Rabu, 25 Januari 2012

Pembahasan RUU Pemilu Mulur Sampai Maret 2012

DPR dan pemerintah sepakat untuk memperpanjang masa pembahasan sampai Maret


Pemerintah dan Dewan Perwakilan Rakyat menyepakati pembahasan Rancangan Undang-undang Pemilu diperpanjang sampai Maret 2012. Diharapkan, pada Maret itu, RUU sudah bisa disahkan sehingga April sudah berjalan aturan Pemilu yang baru.
Ketua Panitia Khusus RUU Pemilu Arif Wibowo mengatakan, dengan pengesahan pada Maret itu, masih ada waktu selambat-lambatnya 30 hari untuk diundang-undangkan. "Bersamaan dengan April itu, KPU yang baru terbentuk," kata politikus Partai Demokrasi Indonesia Perjuangan itu. "Jadi nanti sisa waktu dua tahun sebelum Pemilu bisa dipersiapkan dengan baik," katanya usai rapat dengan Menteri Dalam Negeri Gamawan Fauzi di Senayan, Jakarta, Rabu 23 November 2011.
Arif mengatakan, pembahasan ini memang mulur dari target yang dibuat sebelumnya yakni 2,5 tahun sebelum Pemilu sudah ada UU baru. "Namun dua tahun (tersisa) dianggap masih layak untuk siapkan Pemilu yang demokratis, langsung, umum, bebas, rahasia, jujur dan adil," katanya.
RUU ini sendiri setidaknya terbentur pada dua poin krusial yakni soal parliamentary threshold (ambang parlemen) dan besaran kursi per satu daerah pemilihan. Partai-partai besar seperti Golkar dan PDIP menginginkan ambang parlemen meningkat jadi 5 persen, sementara partai-partai yang punya suara di bawah 10 persen hanya di kisaran 3 persen.

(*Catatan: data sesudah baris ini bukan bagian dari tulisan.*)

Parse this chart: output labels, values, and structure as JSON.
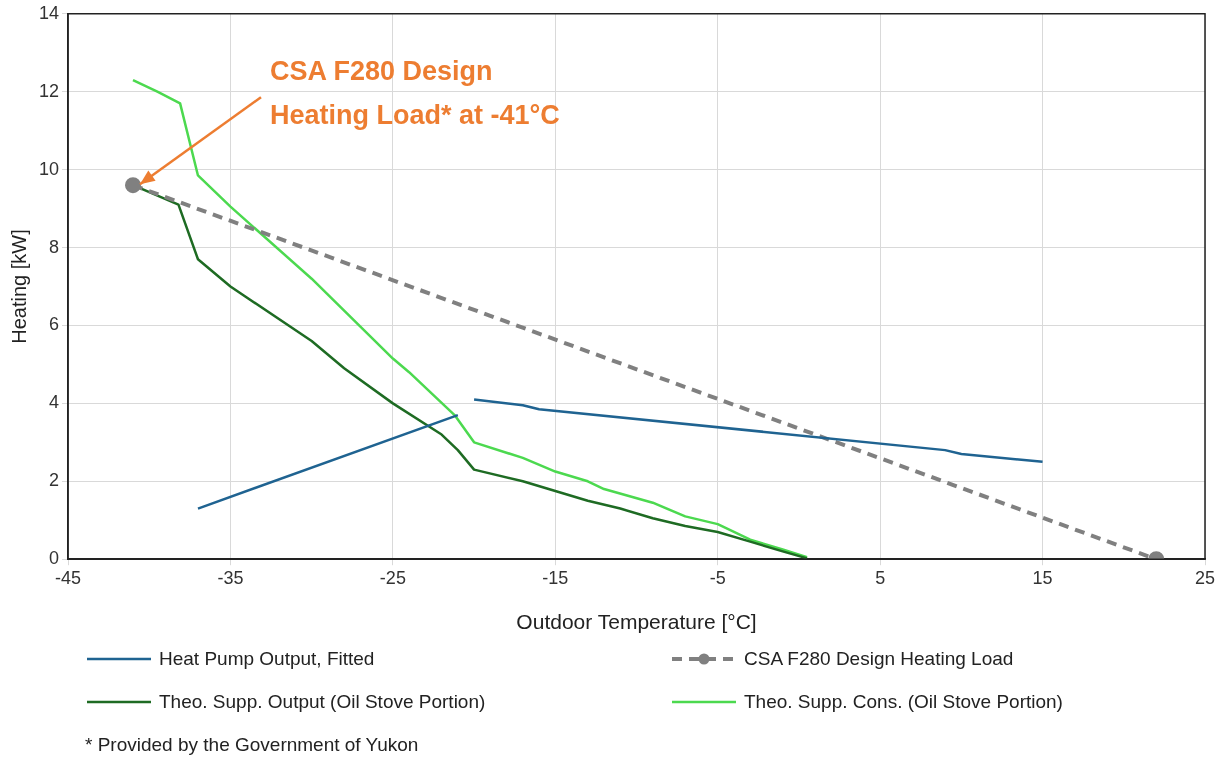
{
  "chart_data": {
    "type": "line",
    "xlabel": "Outdoor Temperature [°C]",
    "ylabel": "Heating [kW]",
    "xlim": [
      -45,
      25
    ],
    "xticks": [
      -45,
      -35,
      -25,
      -15,
      -5,
      5,
      15,
      25
    ],
    "ylim": [
      0,
      14
    ],
    "yticks": [
      0,
      2,
      4,
      6,
      8,
      10,
      12,
      14
    ],
    "grid": true,
    "legend": "bottom",
    "marker": "none",
    "line_style": "solid",
    "series": [
      {
        "name": "Heat Pump Output, Fitted",
        "color": "#1f6391",
        "x": [
          -37,
          -21,
          -20.5,
          -20,
          -17,
          -16,
          9,
          10,
          15
        ],
        "values": [
          1.3,
          3.7,
          null,
          4.1,
          3.95,
          3.85,
          2.8,
          2.7,
          2.5
        ]
      },
      {
        "name": "CSA F280 Design Heating Load",
        "color": "#808080",
        "line_style": "dashed",
        "marker": "circle",
        "x": [
          -41,
          22
        ],
        "values": [
          9.6,
          0
        ]
      },
      {
        "name": "Theo. Supp. Output (Oil Stove Portion)",
        "color": "#1e6b23",
        "x": [
          -41,
          -38.2,
          -37,
          -35,
          -30,
          -28,
          -25,
          -22,
          -21,
          -20,
          -17,
          -15,
          -13,
          -11,
          -9,
          -7,
          -5,
          -3,
          -1,
          0.5
        ],
        "values": [
          9.6,
          9.1,
          7.7,
          7.0,
          5.6,
          4.9,
          4.0,
          3.2,
          2.8,
          2.3,
          2.0,
          1.75,
          1.5,
          1.3,
          1.05,
          0.85,
          0.7,
          0.45,
          0.2,
          0.02
        ]
      },
      {
        "name": "Theo. Supp. Cons. (Oil Stove Portion)",
        "color": "#4cd94f",
        "x": [
          -41,
          -39.5,
          -38.1,
          -37,
          -35,
          -30,
          -25,
          -24,
          -21.2,
          -20,
          -17,
          -15,
          -13,
          -12,
          -9,
          -7,
          -5,
          -3,
          -1,
          0.5
        ],
        "values": [
          12.3,
          12.0,
          11.7,
          9.85,
          9.05,
          7.2,
          5.15,
          4.8,
          3.7,
          3.0,
          2.6,
          2.25,
          2.0,
          1.8,
          1.45,
          1.1,
          0.9,
          0.5,
          0.25,
          0.05
        ]
      }
    ],
    "annotations": [
      {
        "text": "CSA F280 Design Heating Load* at -41°C",
        "x": -41,
        "y": 9.6
      },
      "* Provided by the Government of Yukon"
    ]
  }
}
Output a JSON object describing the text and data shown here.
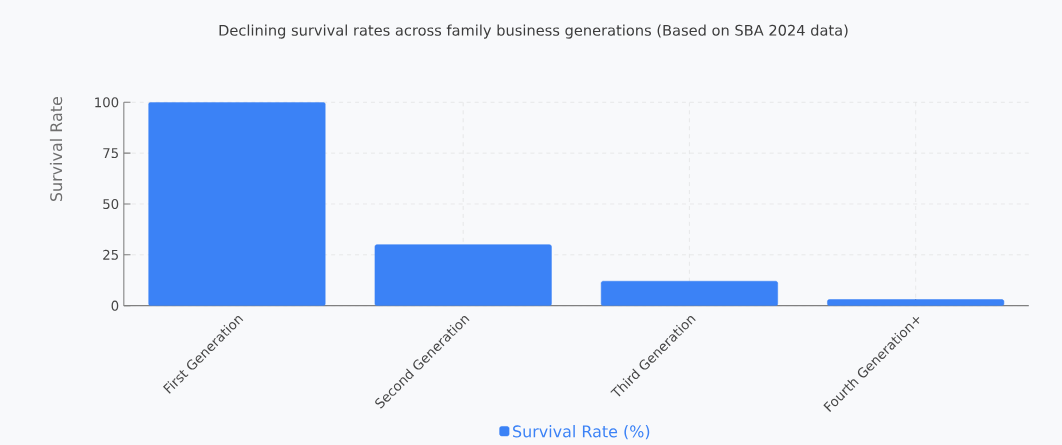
{
  "chart_data": {
    "type": "bar",
    "title": "Declining survival rates across family business generations (Based on SBA 2024 data)",
    "ylabel": "Survival Rate",
    "categories": [
      "First Generation",
      "Second Generation",
      "Third Generation",
      "Fourth Generation+"
    ],
    "series": [
      {
        "name": "Survival Rate (%)",
        "color": "#3b82f6",
        "values": [
          100,
          30,
          12,
          3
        ]
      }
    ],
    "ylim": [
      0,
      100
    ],
    "yticks": [
      0,
      25,
      50,
      75,
      100
    ],
    "grid": true,
    "legend": "bottom"
  }
}
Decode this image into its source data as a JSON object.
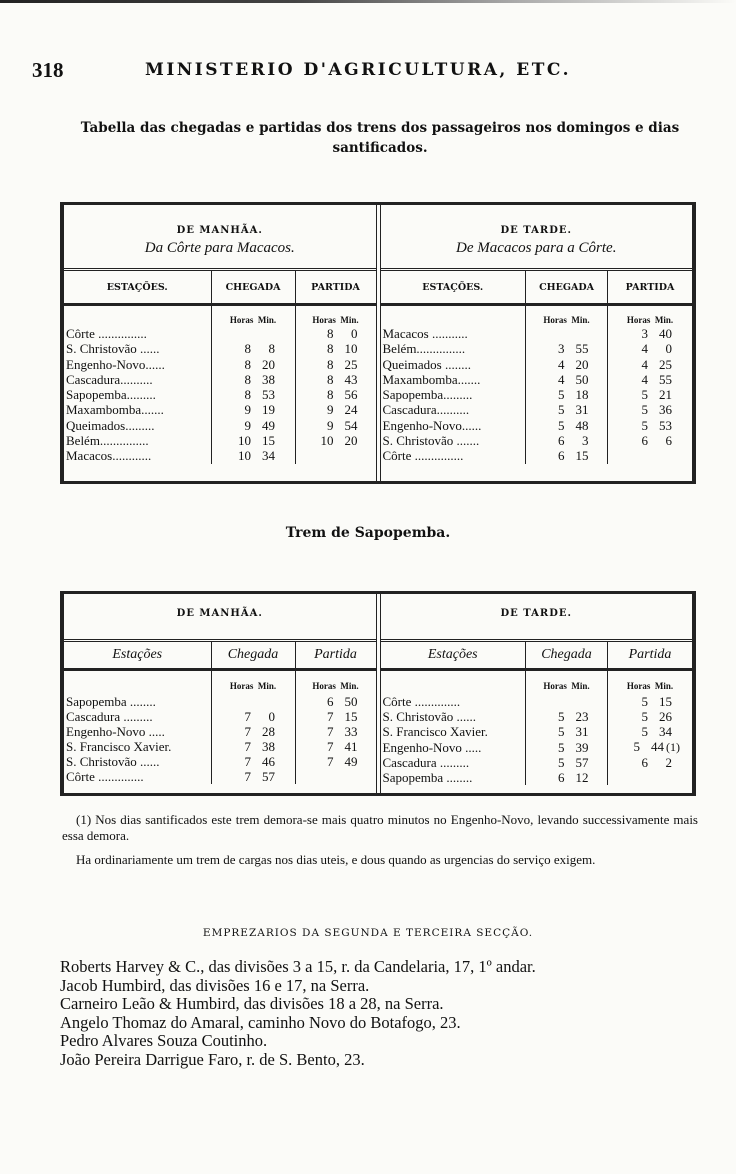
{
  "header": {
    "page_number": "318",
    "running_head": "MINISTERIO D'AGRICULTURA, ETC."
  },
  "caption": "Tabella das chegadas e partidas dos trens dos passageiros nos domingos e dias santificados.",
  "tables": [
    {
      "columns": {
        "station": "ESTAÇÕES.",
        "arrival": "CHEGADA",
        "departure": "PARTIDA"
      },
      "units": {
        "hours": "Horas",
        "minutes": "Min."
      },
      "left": {
        "group": "DE MANHÃA.",
        "direction": "Da Côrte para Macacos.",
        "rows": [
          {
            "station": "Côrte ...............",
            "arrival": [
              "",
              ""
            ],
            "departure": [
              "8",
              "0"
            ]
          },
          {
            "station": "S. Christovão ......",
            "arrival": [
              "8",
              "8"
            ],
            "departure": [
              "8",
              "10"
            ]
          },
          {
            "station": "Engenho-Novo......",
            "arrival": [
              "8",
              "20"
            ],
            "departure": [
              "8",
              "25"
            ]
          },
          {
            "station": "Cascadura..........",
            "arrival": [
              "8",
              "38"
            ],
            "departure": [
              "8",
              "43"
            ]
          },
          {
            "station": "Sapopemba.........",
            "arrival": [
              "8",
              "53"
            ],
            "departure": [
              "8",
              "56"
            ]
          },
          {
            "station": "Maxambomba.......",
            "arrival": [
              "9",
              "19"
            ],
            "departure": [
              "9",
              "24"
            ]
          },
          {
            "station": "Queimados.........",
            "arrival": [
              "9",
              "49"
            ],
            "departure": [
              "9",
              "54"
            ]
          },
          {
            "station": "Belém...............",
            "arrival": [
              "10",
              "15"
            ],
            "departure": [
              "10",
              "20"
            ]
          },
          {
            "station": "Macacos............",
            "arrival": [
              "10",
              "34"
            ],
            "departure": [
              "",
              ""
            ]
          }
        ]
      },
      "right": {
        "group": "DE TARDE.",
        "direction": "De Macacos para a Côrte.",
        "rows": [
          {
            "station": "Macacos ...........",
            "arrival": [
              "",
              ""
            ],
            "departure": [
              "3",
              "40"
            ]
          },
          {
            "station": "Belém...............",
            "arrival": [
              "3",
              "55"
            ],
            "departure": [
              "4",
              "0"
            ]
          },
          {
            "station": "Queimados ........",
            "arrival": [
              "4",
              "20"
            ],
            "departure": [
              "4",
              "25"
            ]
          },
          {
            "station": "Maxambomba.......",
            "arrival": [
              "4",
              "50"
            ],
            "departure": [
              "4",
              "55"
            ]
          },
          {
            "station": "Sapopemba.........",
            "arrival": [
              "5",
              "18"
            ],
            "departure": [
              "5",
              "21"
            ]
          },
          {
            "station": "Cascadura..........",
            "arrival": [
              "5",
              "31"
            ],
            "departure": [
              "5",
              "36"
            ]
          },
          {
            "station": "Engenho-Novo......",
            "arrival": [
              "5",
              "48"
            ],
            "departure": [
              "5",
              "53"
            ]
          },
          {
            "station": "S. Christovão .......",
            "arrival": [
              "6",
              "3"
            ],
            "departure": [
              "6",
              "6"
            ]
          },
          {
            "station": "Côrte ...............",
            "arrival": [
              "6",
              "15"
            ],
            "departure": [
              "",
              ""
            ]
          }
        ]
      }
    },
    {
      "columns": {
        "station": "Estações",
        "arrival": "Chegada",
        "departure": "Partida"
      },
      "units": {
        "hours": "Horas",
        "minutes": "Min."
      },
      "left": {
        "group": "DE MANHÃA.",
        "direction": "",
        "rows": [
          {
            "station": "Sapopemba ........",
            "arrival": [
              "",
              ""
            ],
            "departure": [
              "6",
              "50"
            ]
          },
          {
            "station": "Cascadura .........",
            "arrival": [
              "7",
              "0"
            ],
            "departure": [
              "7",
              "15"
            ]
          },
          {
            "station": "Engenho-Novo .....",
            "arrival": [
              "7",
              "28"
            ],
            "departure": [
              "7",
              "33"
            ]
          },
          {
            "station": "S. Francisco Xavier.",
            "arrival": [
              "7",
              "38"
            ],
            "departure": [
              "7",
              "41"
            ]
          },
          {
            "station": "S. Christovão ......",
            "arrival": [
              "7",
              "46"
            ],
            "departure": [
              "7",
              "49"
            ]
          },
          {
            "station": "Côrte ..............",
            "arrival": [
              "7",
              "57"
            ],
            "departure": [
              "",
              ""
            ]
          }
        ]
      },
      "right": {
        "group": "DE TARDE.",
        "direction": "",
        "rows": [
          {
            "station": "Côrte ..............",
            "arrival": [
              "",
              ""
            ],
            "departure": [
              "5",
              "15"
            ]
          },
          {
            "station": "S. Christovão ......",
            "arrival": [
              "5",
              "23"
            ],
            "departure": [
              "5",
              "26"
            ]
          },
          {
            "station": "S. Francisco Xavier.",
            "arrival": [
              "5",
              "31"
            ],
            "departure": [
              "5",
              "34"
            ]
          },
          {
            "station": "Engenho-Novo .....",
            "arrival": [
              "5",
              "39"
            ],
            "departure": [
              "5",
              "44"
            ],
            "note": "(1)"
          },
          {
            "station": "Cascadura .........",
            "arrival": [
              "5",
              "57"
            ],
            "departure": [
              "6",
              "2"
            ]
          },
          {
            "station": "Sapopemba ........",
            "arrival": [
              "6",
              "12"
            ],
            "departure": [
              "",
              ""
            ]
          }
        ]
      }
    }
  ],
  "subtitle": "Trem de Sapopemba.",
  "footnote": "(1) Nos dias santificados este trem demora-se mais quatro minutos no Engenho-Novo, levando successivamente mais essa demora.",
  "paragraph": "Ha ordinariamente um trem de cargas nos dias uteis, e dous quando as urgencias do serviço exigem.",
  "section_heading": "EMPREZARIOS DA SEGUNDA E TERCEIRA SECÇÃO.",
  "contractors": [
    "Roberts Harvey & C., das divisões 3 a 15, r. da Candelaria, 17, 1º andar.",
    "Jacob Humbird, das divisões 16 e 17, na Serra.",
    "Carneiro Leão & Humbird, das divisões 18 a 28, na Serra.",
    "Angelo Thomaz do Amaral, caminho Novo do Botafogo, 23.",
    "Pedro Alvares Souza Coutinho.",
    "João Pereira Darrigue Faro, r. de S. Bento, 23."
  ]
}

Suharso: Sistem Pemilu Perlu Disederhanakan

Sistem Pemilu kalau bisa lebih sederhana, itu akan lebih mengurangi kecurangan


Wakil Ketua Umum PPP, Suharso Monoarfa, menyatakan revisi Undang-undang Pemilu mesti menghasilkan sistem pemilu yang lebih sederhana dan mudah. Dengan begitu, kata mantan Menteri Perumahan itu, tingkat partisipasi rakyat bisa tinggi.
"Bagi kita yang penting bagaimana sistem Pemilu kalau bisa lebih sederhana, itu akan lebih mengurangi peluang terjadinya kecurangan," ujar Suharso usai acara diskusi di Ruang Rapat Fraksi PPP, DPR RI, Jakarta, Jumat 25 November 2011.
Selain itu, lanjut Suharso, UU Pemilu tersebut juga harus dapat menjamin tingkat keterwakilan anggota parlemen yang lebih baik. "Unsur keterwakilan itu harus dipertahankan. Jangan sampai kemudian Pemilu ini tidak melahirkan tingkat ketidakterwakilan yang tinggi. Saya tidak bicara parliamentary threshold harus berapa, kami melihat sistem mana yang menjamin keterwakilannya itu lebih tinggi, sebab kami ingin suara rakyat tidak dibuang begitu saja," kata Suharso.
Suharso menambahkan, ada kecenderungan tingkat partisipasi masyarakat untuk memberikan suara dalam pemilu juga akan terus menurun. Perlu dicermati apa yang menjadi penyebabnya sehingga bisa disiapkan langkah antisipasi agar tingkat partisipasi tersebut dapat dipertahankan, bahkan kalau bisa ditingkatkan.
Sistem pemilu yang terlalu rumit, menurut Suharso, akan cenderung membuat masyarakat semakin tak percaya aspirasi politiknya akan tersalurkan. "Saya khawatirkan nanti karena pandangan-pandangan yang membuat bias pada penduduk, para pemilih, kemudian mereka menjadi apatis. Itu terjadi di negara-negara besar yang menganut demokrasi," kata Suharso.
Suharso mengharapkan situasi masyarakat yang tidak percaya lagi terhadap politik dan demokrasi tersebut jangan sampai terjadi di Indonesia. Oleh karena itu sistem pemilu yang mudah dan sederhana menjadi penting agar masyarakat dapat antusias terlibat dan mengawasi aspirasi yang disampaikannya.
"Kesadaran itu datang dari rakyat. Sehingga bagaimana sistem tersebut bisa dikontrol secara sederhana oleh pemilih, itu yang penting," kata Suharso. "Jangan sampai dibikin sulit dan rumit untuk dikontrol. Kan banyak suara yang bertambah terus tiba-tiba hilang di tengah jalan."